Ich bin kein besonders mutiger Mensch. Es ist relativ einfach, Zweifel in mir zu säen und mir Angst zu machen. «Chauf dr es Gwehr und lern zerscht nu schiesse!», foppte mich mein grosser Bruder, als ich ihm meine Reisepläne offenbarte. Heute weiss ich: Die Welt da draussen ist viel besser als das, was wir auf dem Sofa sitzend in den Nachrichten sehen. Die Menschen sind grundsätzlich gut. Sie tun in der Regel alles, um eine Frau, die alleine mit dem Velo daherkommt, maximal zu unterstützen. Gerade in muslimischen Ländern ist die Gastfreundschaft unglaublich gross. Und die Iraner, bin ich überzeugt, sind die gastfreundlichsten Menschen überhaupt.

«Da kommst du mit deinem E-Bike nicht hin», meinten einige Kritiker auf Facebook, als ich mich entschloss, den Pamir Highway in Angriff zu nehmen. Heute weiss ich: Es geht eben doch. Und egal bei welchem Thema: «Geht nicht» kann man nur sagen, wenn man etwas selbst probiert hat – und tatsächlich gescheitert ist.

Auf meiner Reise wusste ich morgens oft nicht, wo ich abends enden würde. Aber es kam immer gut. Ich durfte so viele tolle Menschen kennenlernen, spannende Erfahrungen machen und schöne Momente erleben. Klar gab es schwierige Tage, wie etwa, als ich erfuhr, dass ich meine Reiseroute wegen Einreisebestimmungen würde ändern müssen. Es kam anders als geplant, aber dadurch vielleicht sogar besser.

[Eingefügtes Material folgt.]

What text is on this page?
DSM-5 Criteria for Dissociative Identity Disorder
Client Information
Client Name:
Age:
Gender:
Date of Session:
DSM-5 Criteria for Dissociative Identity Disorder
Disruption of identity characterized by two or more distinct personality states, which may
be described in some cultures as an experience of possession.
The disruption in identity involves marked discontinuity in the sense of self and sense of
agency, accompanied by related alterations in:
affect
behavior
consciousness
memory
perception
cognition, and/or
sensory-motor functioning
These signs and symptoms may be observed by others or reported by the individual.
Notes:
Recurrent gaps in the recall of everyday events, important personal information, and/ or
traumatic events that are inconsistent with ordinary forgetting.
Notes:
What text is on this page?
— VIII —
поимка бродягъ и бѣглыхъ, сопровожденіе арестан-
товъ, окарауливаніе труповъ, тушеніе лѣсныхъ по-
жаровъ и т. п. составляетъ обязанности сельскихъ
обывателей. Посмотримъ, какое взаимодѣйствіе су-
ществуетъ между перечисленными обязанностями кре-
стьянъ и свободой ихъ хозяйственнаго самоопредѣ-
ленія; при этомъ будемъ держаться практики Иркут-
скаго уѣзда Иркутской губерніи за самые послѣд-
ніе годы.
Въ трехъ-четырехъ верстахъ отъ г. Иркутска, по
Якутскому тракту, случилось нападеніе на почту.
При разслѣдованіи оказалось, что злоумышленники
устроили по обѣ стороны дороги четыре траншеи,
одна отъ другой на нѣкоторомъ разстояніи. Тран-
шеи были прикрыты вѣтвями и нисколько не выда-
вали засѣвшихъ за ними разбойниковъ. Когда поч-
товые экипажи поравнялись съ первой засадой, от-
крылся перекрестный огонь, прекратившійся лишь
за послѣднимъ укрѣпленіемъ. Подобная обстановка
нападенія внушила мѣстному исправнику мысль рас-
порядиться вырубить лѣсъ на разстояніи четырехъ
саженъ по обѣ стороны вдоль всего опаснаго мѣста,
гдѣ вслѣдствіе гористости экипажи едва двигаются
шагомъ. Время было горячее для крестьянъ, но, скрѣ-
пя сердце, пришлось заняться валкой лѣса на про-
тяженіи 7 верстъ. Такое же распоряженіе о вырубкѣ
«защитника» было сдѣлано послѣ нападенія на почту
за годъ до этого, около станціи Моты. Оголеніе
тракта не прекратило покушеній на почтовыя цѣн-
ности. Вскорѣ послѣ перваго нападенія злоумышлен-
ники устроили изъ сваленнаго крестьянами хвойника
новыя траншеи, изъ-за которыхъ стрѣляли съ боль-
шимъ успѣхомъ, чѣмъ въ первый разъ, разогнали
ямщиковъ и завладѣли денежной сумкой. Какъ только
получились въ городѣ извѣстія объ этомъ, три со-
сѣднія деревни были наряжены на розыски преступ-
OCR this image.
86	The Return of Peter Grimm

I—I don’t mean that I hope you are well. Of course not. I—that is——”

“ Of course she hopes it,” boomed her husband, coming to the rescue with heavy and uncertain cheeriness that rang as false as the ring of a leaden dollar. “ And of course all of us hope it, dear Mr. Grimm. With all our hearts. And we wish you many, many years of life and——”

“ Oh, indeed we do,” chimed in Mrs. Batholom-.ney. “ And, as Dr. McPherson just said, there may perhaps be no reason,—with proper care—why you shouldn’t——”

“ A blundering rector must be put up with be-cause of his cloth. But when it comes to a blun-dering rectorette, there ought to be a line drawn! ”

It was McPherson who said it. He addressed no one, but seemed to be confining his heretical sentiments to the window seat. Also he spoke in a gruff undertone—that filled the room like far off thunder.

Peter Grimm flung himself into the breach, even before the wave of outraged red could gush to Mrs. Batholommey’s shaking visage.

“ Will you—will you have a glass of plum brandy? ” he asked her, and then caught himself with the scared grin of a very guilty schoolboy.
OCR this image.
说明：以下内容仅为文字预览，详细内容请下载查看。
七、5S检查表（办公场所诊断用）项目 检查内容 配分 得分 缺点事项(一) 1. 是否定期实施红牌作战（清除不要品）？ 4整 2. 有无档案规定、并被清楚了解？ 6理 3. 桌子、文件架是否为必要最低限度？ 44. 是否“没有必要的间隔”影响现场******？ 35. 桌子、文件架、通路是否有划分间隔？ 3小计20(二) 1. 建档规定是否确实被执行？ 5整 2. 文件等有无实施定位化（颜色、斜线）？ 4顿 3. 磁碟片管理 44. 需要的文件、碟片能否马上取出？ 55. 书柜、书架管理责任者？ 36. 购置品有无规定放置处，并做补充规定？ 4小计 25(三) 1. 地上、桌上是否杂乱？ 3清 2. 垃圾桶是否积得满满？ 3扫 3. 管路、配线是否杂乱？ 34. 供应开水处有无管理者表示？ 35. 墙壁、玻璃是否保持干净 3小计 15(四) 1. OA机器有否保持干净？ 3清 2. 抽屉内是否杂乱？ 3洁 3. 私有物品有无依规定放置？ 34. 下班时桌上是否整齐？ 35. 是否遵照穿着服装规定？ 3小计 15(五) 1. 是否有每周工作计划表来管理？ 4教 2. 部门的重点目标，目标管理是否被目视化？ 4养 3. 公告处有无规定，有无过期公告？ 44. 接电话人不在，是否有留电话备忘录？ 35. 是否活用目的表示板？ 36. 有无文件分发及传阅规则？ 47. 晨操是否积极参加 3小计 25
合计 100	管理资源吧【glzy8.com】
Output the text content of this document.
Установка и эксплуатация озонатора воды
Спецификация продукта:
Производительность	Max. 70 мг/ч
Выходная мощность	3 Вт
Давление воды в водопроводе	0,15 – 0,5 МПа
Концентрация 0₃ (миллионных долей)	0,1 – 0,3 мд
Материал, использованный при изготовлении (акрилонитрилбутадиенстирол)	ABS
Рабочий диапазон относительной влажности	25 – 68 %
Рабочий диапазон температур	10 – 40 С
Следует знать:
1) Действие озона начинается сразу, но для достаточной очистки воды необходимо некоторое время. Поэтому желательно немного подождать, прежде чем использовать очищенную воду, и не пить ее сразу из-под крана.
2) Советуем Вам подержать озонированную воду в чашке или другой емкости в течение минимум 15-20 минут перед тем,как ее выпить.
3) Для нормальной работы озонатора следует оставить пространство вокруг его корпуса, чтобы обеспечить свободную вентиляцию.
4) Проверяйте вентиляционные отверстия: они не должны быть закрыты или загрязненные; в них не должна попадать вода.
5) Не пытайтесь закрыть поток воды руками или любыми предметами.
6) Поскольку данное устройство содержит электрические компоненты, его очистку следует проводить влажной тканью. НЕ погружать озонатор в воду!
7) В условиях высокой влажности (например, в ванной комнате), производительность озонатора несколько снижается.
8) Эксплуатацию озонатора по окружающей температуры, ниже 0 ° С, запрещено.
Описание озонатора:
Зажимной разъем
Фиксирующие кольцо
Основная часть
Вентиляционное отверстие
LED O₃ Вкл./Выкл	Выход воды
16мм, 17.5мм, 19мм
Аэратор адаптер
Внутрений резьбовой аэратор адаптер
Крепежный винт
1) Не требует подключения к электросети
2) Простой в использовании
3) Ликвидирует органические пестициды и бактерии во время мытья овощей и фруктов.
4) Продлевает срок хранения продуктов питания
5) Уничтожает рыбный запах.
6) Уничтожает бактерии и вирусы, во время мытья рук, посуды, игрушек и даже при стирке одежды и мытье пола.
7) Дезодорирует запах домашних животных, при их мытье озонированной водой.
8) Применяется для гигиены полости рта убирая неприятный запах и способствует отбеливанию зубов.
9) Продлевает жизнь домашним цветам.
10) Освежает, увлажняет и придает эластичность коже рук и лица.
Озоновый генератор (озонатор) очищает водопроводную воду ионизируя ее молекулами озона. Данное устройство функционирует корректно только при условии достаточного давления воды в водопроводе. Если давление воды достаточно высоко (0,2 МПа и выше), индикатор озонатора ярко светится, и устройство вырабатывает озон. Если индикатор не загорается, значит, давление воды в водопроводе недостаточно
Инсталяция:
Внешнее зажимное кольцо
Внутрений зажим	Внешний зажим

Diese Erfahrung hat mir geholfen, als ich nach meiner Rückkehr in die Schweiz einen Moment des Stillstandes erlebte. Ich habe heute die Gewissheit, dass man manchmal einfach etwas Geduld und Zuversicht haben muss – und dass es dann schon gut kommt.

Demut hat mich die Reise gelehrt, weil ich erkannt habe, welch grosses Glück es ist, in der Schweiz geboren worden zu sein. In einem direkt demokratisch regierten Staat zu leben, ist ein unglaubliches Privileg. Von Meinungsfreiheit, Gleichberechtigung und Mitsprache können viele Menschen entlang der Seidenstrasse nur träumen. Ihre Realität ist Diktatur, Korruption und Unterdrückung.

Demokratie ist das eine, Wohlstand das andere: Beides ist eine Laune der Geschichte. Schweizer sind nicht besser und fleissiger als andere, auch wenn das einige Landsleute aus dem rechten Lager gerne behaupten. Wir hatten bloss etwas mehr Glück im 20. Jahrhundert. Reichtum kommt und geht. Das weiss man spätestens dann, wenn man die Paläste der Osmanen oder der Perser besichtigt hat, beziehungsweise das, was davon übriggeblieben ist. Und wer weiss: Vielleicht werden wir in ein paar Jahren mit Neid nach China blicken – zumindest was Reichtum und technischen Fortschritt betrifft.